12.1 What is a binary search tree?

A binary search tree is organized, as the name suggests, in a binary tree, as shown in Figure 12.1. Such a tree can be represented by a linked data structure in which each node is an object. In addition to a key field and satellite data, each node contains fields left, right, and p that point to the nodes corresponding to its left child, its right child, and its parent, respectively. If a child or the parent is missing, the appropriate field contains the value NIL. The root node is the only node in the tree whose parent field is NIL.

Figure 12.1: Binary search trees. For any node x, the keys in the left subtree of x are at most key[x], and the keys in the right subtree of x are at least key[x]. Different binary search trees can represent the same set of values. The worst-case running time for most search-tree operations is proportional to the height of the tree. (a) A binary search tree on 6 nodes with height 2. (b) A less efficient binary search tree with height 4 that contains the same keys.

The keys in a binary search tree are always stored in such a way as to satisfy the binary-search-tree property:

Let x be a node in a binary search tree. If y is a node in the left subtree of x, then key[y] ≤ key[x]. If y is a node in the right subtree of x, then key[x] ≤ key[y].

Thus, in Figure 12.1(a), the key of the root is 5, the keys 2, 3, and 5 in its left subtree are no larger than 5, and the keys 7 and 8 in its right subtree are no smaller than 5. The same property holds for every node in the tree.
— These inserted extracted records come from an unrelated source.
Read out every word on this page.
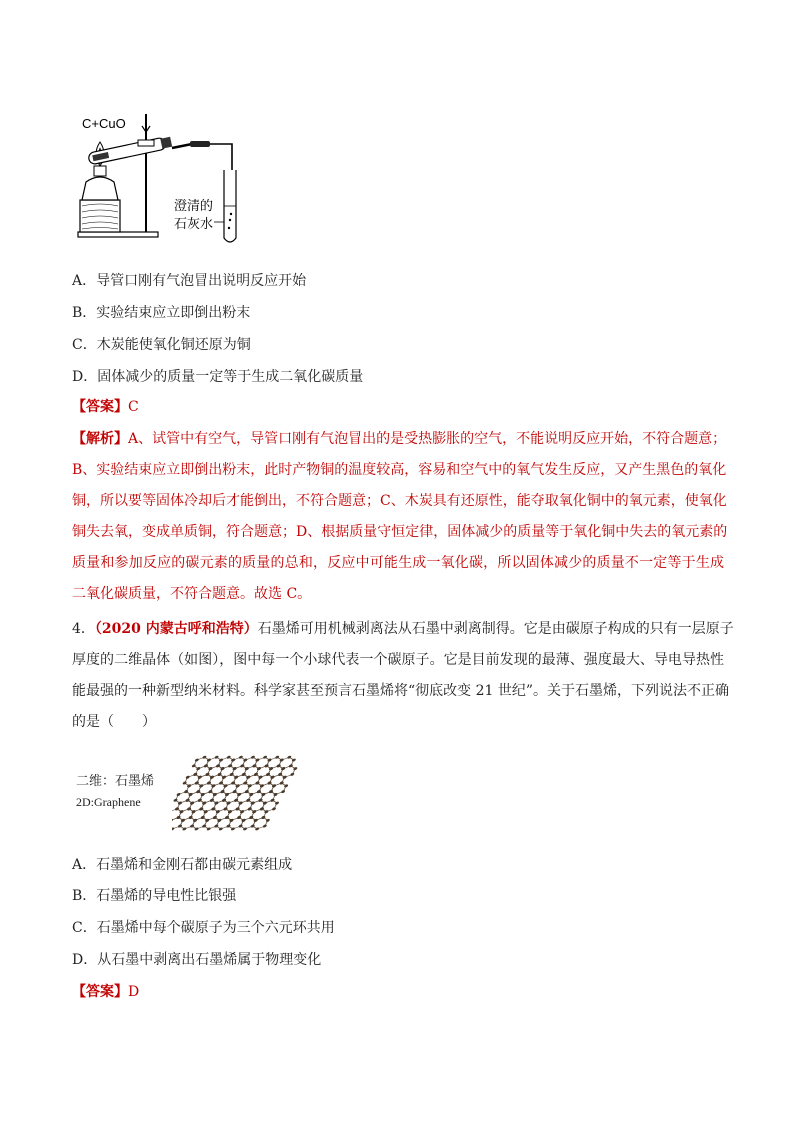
C+CuO
澄清的
石灰水
A．导管口刚有气泡冒出说明反应开始
B．实验结束应立即倒出粉末
C．木炭能使氧化铜还原为铜
D．固体减少的质量一定等于生成二氧化碳质量
【答案】C
【解析】A、试管中有空气，导管口刚有气泡冒出的是受热膨胀的空气，不能说明反应开始，不符合题意；
B、实验结束应立即倒出粉末，此时产物铜的温度较高，容易和空气中的氧气发生反应，又产生黑色的氧化
铜，所以要等固体冷却后才能倒出，不符合题意；C、木炭具有还原性，能夺取氧化铜中的氧元素，使氧化
铜失去氧，变成单质铜，符合题意；D、根据质量守恒定律，固体减少的质量等于氧化铜中失去的氧元素的
质量和参加反应的碳元素的质量的总和，反应中可能生成一氧化碳，所以固体减少的质量不一定等于生成
二氧化碳质量，不符合题意。故选 C。
4．（2020 内蒙古呼和浩特）石墨烯可用机械剥离法从石墨中剥离制得。它是由碳原子构成的只有一层原子
厚度的二维晶体（如图），图中每一个小球代表一个碳原子。它是目前发现的最薄、强度最大、导电导热性
能最强的一种新型纳米材料。科学家甚至预言石墨烯将“彻底改变 21 世纪”。关于石墨烯，下列说法不正确
的是（　　）
二维：石墨烯
2D:Graphene
A．石墨烯和金刚石都由碳元素组成
B．石墨烯的导电性比银强
C．石墨烯中每个碳原子为三个六元环共用
D．从石墨中剥离出石墨烯属于物理变化
【答案】D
For example, the key 3 in Figure 12.1(a) is no smaller than the key 2 in its left subtree and no larger than the key 5 in its right subtree.

The binary-search-tree property allows us to print out all the keys in a binary search tree in sorted order by a simple recursive algorithm, called an inorder tree walk. This algorithm is so named because the key of the root of a subtree is printed between the values in its left subtree and those in its right subtree. (Similarly, a preorder tree walk prints the root before the values in either subtree, and a postorder tree walk prints the root after the values in its subtrees.) To use the following procedure to print all the elements in a binary search tree T , we call INORDER-TREE-WALK (root[T]).

INORDER-TREE-WALK(x)
1  if x ≠ NIL
2     then INORDER-TREE-WALK(left[x])
3          print key[x]
4          INORDER-TREE-WALK(right[x])

As an example, the inorder tree walk prints the keys in each of the two binary search trees from Figure 12.1 in the order 2, 3, 5, 5, 7, 8. The correctness of the algorithm follows by induction directly from the binary-search-tree property.

It takes Θ(n) time to walk an n-node binary search tree, since after the initial call, the procedure is called recursively exactly twice for each node in the tree-once for its left child and once for its right child. The following theorem gives a more formal proof that it takes linear time to perform an inorder tree walk.

Theorem 12.1

If x is the root of an n-node subtree, then the call INORDER-TREE-WALK(x) takes Θ(n) time.

Proof Let T(n) denote the time taken by INORDER-TREE-WALK when it is called on the root of an n-node subtree. INORDER-TREE-WALK takes a small, constant amount of time on an empty subtree (for the test x ≠ NIL), and so T(0) = c for some positive constant c.

For n > 0, suppose that INORDER-TREE-WALK is called on a node x whose left subtree has k nodes and whose right subtree has n - k - 1 nodes. The time to perform INORDER-TREE-WALK(x) is T(n) = T(k) + T(n - k - 1) + d for some positive constant d that reflects the time to execute INORDER-TREE-WALK(x), exclusive of the time spent in recursive calls.

We use the substitution method to show that T(n) = Θ(n) by proving that T(n) = (c + d)n + c. For n = 0, we have (c + d) · 0 + c = c = T(0). For n > 0, we have

T(n)	=	T(k) + T(n - k - 1) + d
	=	((c + d)k + c) + ((c + d)(n - k - 1) + c) + d
	=	(c + d)n + c - (c + d) + c + d
	=	(c + d)n + c,

which completes the proof.

Exercises 12.1-1

For the set of keys {1, 4, 5, 10, 16, 17, 21}, draw binary search trees of height 2, 3, 4, 5, and 6.

Exercises 12.1-2

What is the difference between the binary-search-tree property and the min-heap property (see page 129)? Can the min-heap property be used to print out the keys of an n-node tree in sorted order in O(n) time? Explain how or why not.

Exercises 12.1-3

Give a nonrecursive algorithm that performs an inorder tree walk. (Hint: There is an easy solution that uses a stack as an auxiliary data structure and a more complicated but elegant solution that uses no stack but assumes that two pointers can be tested for equality.)

Exercises 12.1-4

Give recursive algorithms that perform preorder and postorder tree walks in Θ(n) time on a tree of n nodes.

Exercises 12.1-5

Argue that since sorting n elements takes Ω(n lg n) time in the worst case in the comparison model, any comparison-based algorithm for constructing a binary search tree from an arbitrary list of n elements takes Ω(n lg n) time in the worst case.